YANIT
(Sayfa ziyaretçilerine not: Yanıt uzun oldu, okumaya üşenirseniz ve hanımsanız sayfayı kapatmadan önce yanıtın sonuna göz atmanız beni mutlu edecek.)
Mesajınızda birbirinden çok farklı sistemler var. Bunları rezüme edip bir yanıt bütününde vermek zor. Bu yüzden önce bir ana tema koyalım ortaya, sonra birbirinden farklı dinamikler içeren cümlelerinizi mercek altına alalım.
Ana temamız:
Bazı ortamlarda flört etmenin ayıp/yasak, flörtçü karakterin “kolay” (olumsuz anlamda) olarak algılanması ne kadar büyük yanlışsa; illaki flört etmenin gerekliliği de bir o ölçüde yanlıştır. Ataerki, yaşamı siyah ya da beyaz olarak sunar (yani ya o doğrudur, ya da bu); oysa ışığın algılanması olan renkler skalasında ne tam beyaz, ne de tam siyah var etmek mümkündür. Doğru olan davranış (öncelikle diğer kişileri rahatsız etmeme raconu içinde) cancağızınızın istediğini yapmak ve sizi eleştirenlere (direnmek-mirenmek DEĞİL) gülüp GEÇMEKtir. Bu yüzden size ana tema gereği ilk önerim, kimsenin ne yaptığına zerrece aldırmadan canınızın istediğini yapacak kadar çılgın olmanızdır (örneğin size cazip gelmiyorsa hiç flört etmemenizdir.)

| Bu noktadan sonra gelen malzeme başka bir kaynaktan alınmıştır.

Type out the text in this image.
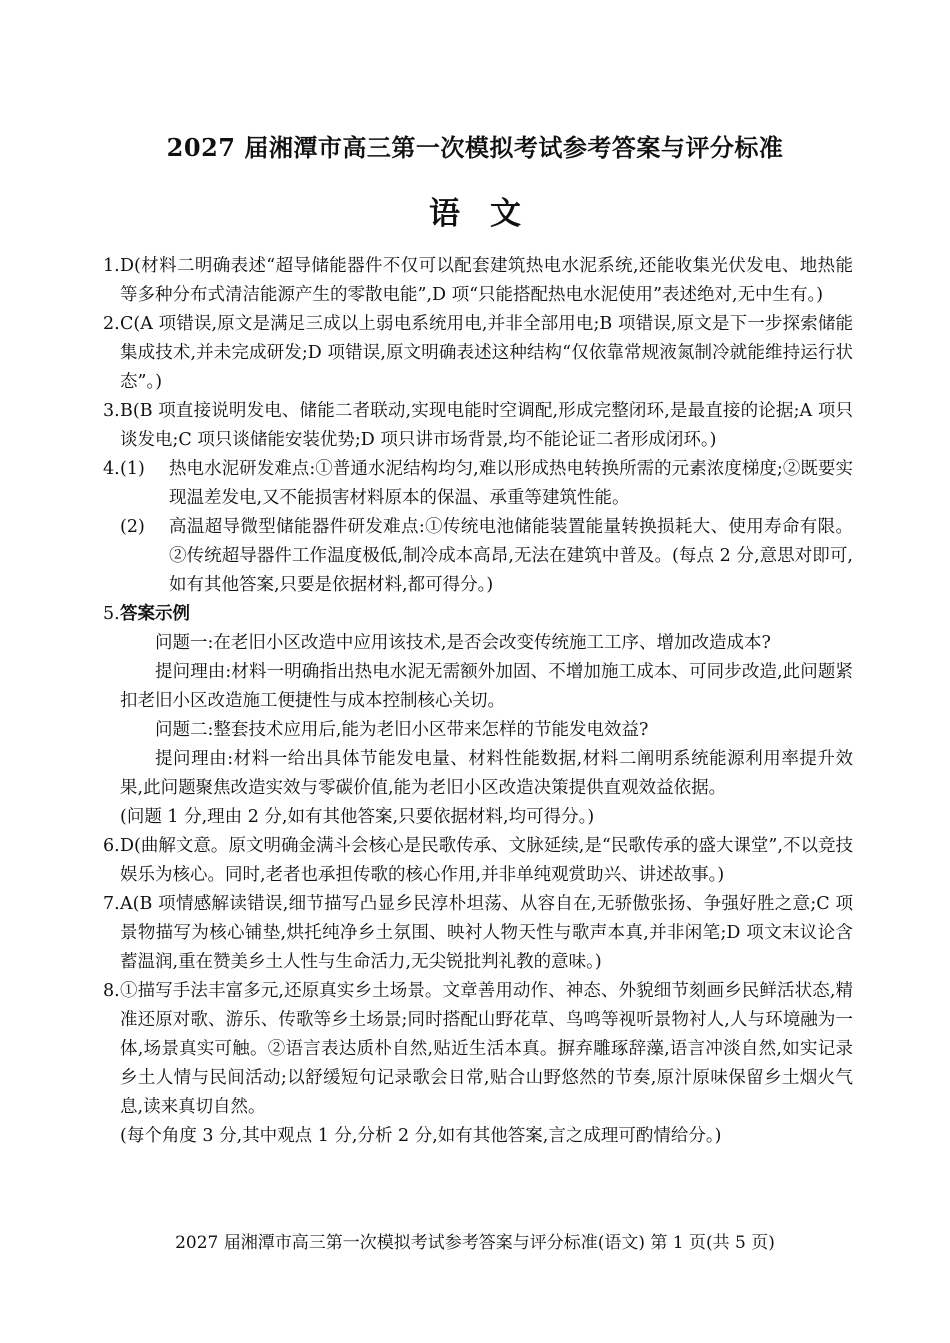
2027 届湘潭市高三第一次模拟考试参考答案与评分标准
语文
1. D(材料二明确表述“超导储能器件不仅可以配套建筑热电水泥系统,还能收集光伏发电、地热能等多种分布式清洁能源产生的零散电能”,D 项“只能搭配热电水泥使用”表述绝对,无中生有。)
2. C(A 项错误,原文是满足三成以上弱电系统用电,并非全部用电;B 项错误,原文是下一步探索储能集成技术,并未完成研发;D 项错误,原文明确表述这种结构“仅依靠常规液氮制冷就能维持运行状态”。)
3. B(B 项直接说明发电、储能二者联动,实现电能时空调配,形成完整闭环,是最直接的论据;A 项只谈发电;C 项只谈储能安装优势;D 项只讲市场背景,均不能论证二者形成闭环。)
4. (1)	热电水泥研发难点:①普通水泥结构均匀,难以形成热电转换所需的元素浓度梯度;②既要实现温差发电,又不能损害材料原本的保温、承重等建筑性能。
(2)	高温超导微型储能器件研发难点:①传统电池储能装置能量转换损耗大、使用寿命有限。②传统超导器件工作温度极低,制冷成本高昂,无法在建筑中普及。(每点 2 分,意思对即可,如有其他答案,只要是依据材料,都可得分。)
5. 答案示例
问题一:在老旧小区改造中应用该技术,是否会改变传统施工工序、增加改造成本?
提问理由:材料一明确指出热电水泥无需额外加固、不增加施工成本、可同步改造,此问题紧扣老旧小区改造施工便捷性与成本控制核心关切。
问题二:整套技术应用后,能为老旧小区带来怎样的节能发电效益?
提问理由:材料一给出具体节能发电量、材料性能数据,材料二阐明系统能源利用率提升效果,此问题聚焦改造实效与零碳价值,能为老旧小区改造决策提供直观效益依据。
(问题 1 分,理由 2 分,如有其他答案,只要依据材料,均可得分。)
6. D(曲解文意。原文明确金满斗会核心是民歌传承、文脉延续,是“民歌传承的盛大课堂”,不以竞技娱乐为核心。同时,老者也承担传歌的核心作用,并非单纯观赏助兴、讲述故事。)
7. A(B 项情感解读错误,细节描写凸显乡民淳朴坦荡、从容自在,无骄傲张扬、争强好胜之意;C 项景物描写为核心铺垫,烘托纯净乡土氛围、映衬人物天性与歌声本真,并非闲笔;D 项文末议论含蓄温润,重在赞美乡土人性与生命活力,无尖锐批判礼教的意味。)
8. ①描写手法丰富多元,还原真实乡土场景。文章善用动作、神态、外貌细节刻画乡民鲜活状态,精准还原对歌、游乐、传歌等乡土场景;同时搭配山野花草、鸟鸣等视听景物衬人,人与环境融为一体,场景真实可触。②语言表达质朴自然,贴近生活本真。摒弃雕琢辞藻,语言冲淡自然,如实记录乡土人情与民间活动;以舒缓短句记录歌会日常,贴合山野悠然的节奏,原汁原味保留乡土烟火气息,读来真切自然。
(每个角度 3 分,其中观点 1 分,分析 2 分,如有其他答案,言之成理可酌情给分。)
2027 届湘潭市高三第一次模拟考试参考答案与评分标准(语文) 第 1 页(共 5 页)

Ancak eğer istediğiniz bir şeyi (örneğin flört etmeyi) yapamıyorsanız… ha, işte orada bir sorun var demektir.
“soruma nereden baslasam bilmiyorum cunku bu durum en acik secik nasil aciklanir bilmiyorum.”
Hem gayet başarılı şekilde başlamış, hem de apaçık anlatmışsınız. Yapabildiğiniz şeyler hakkında neden kaygılısınız?
“Ben genc bir kadinim ve nasil flört edilir bilmiyorum”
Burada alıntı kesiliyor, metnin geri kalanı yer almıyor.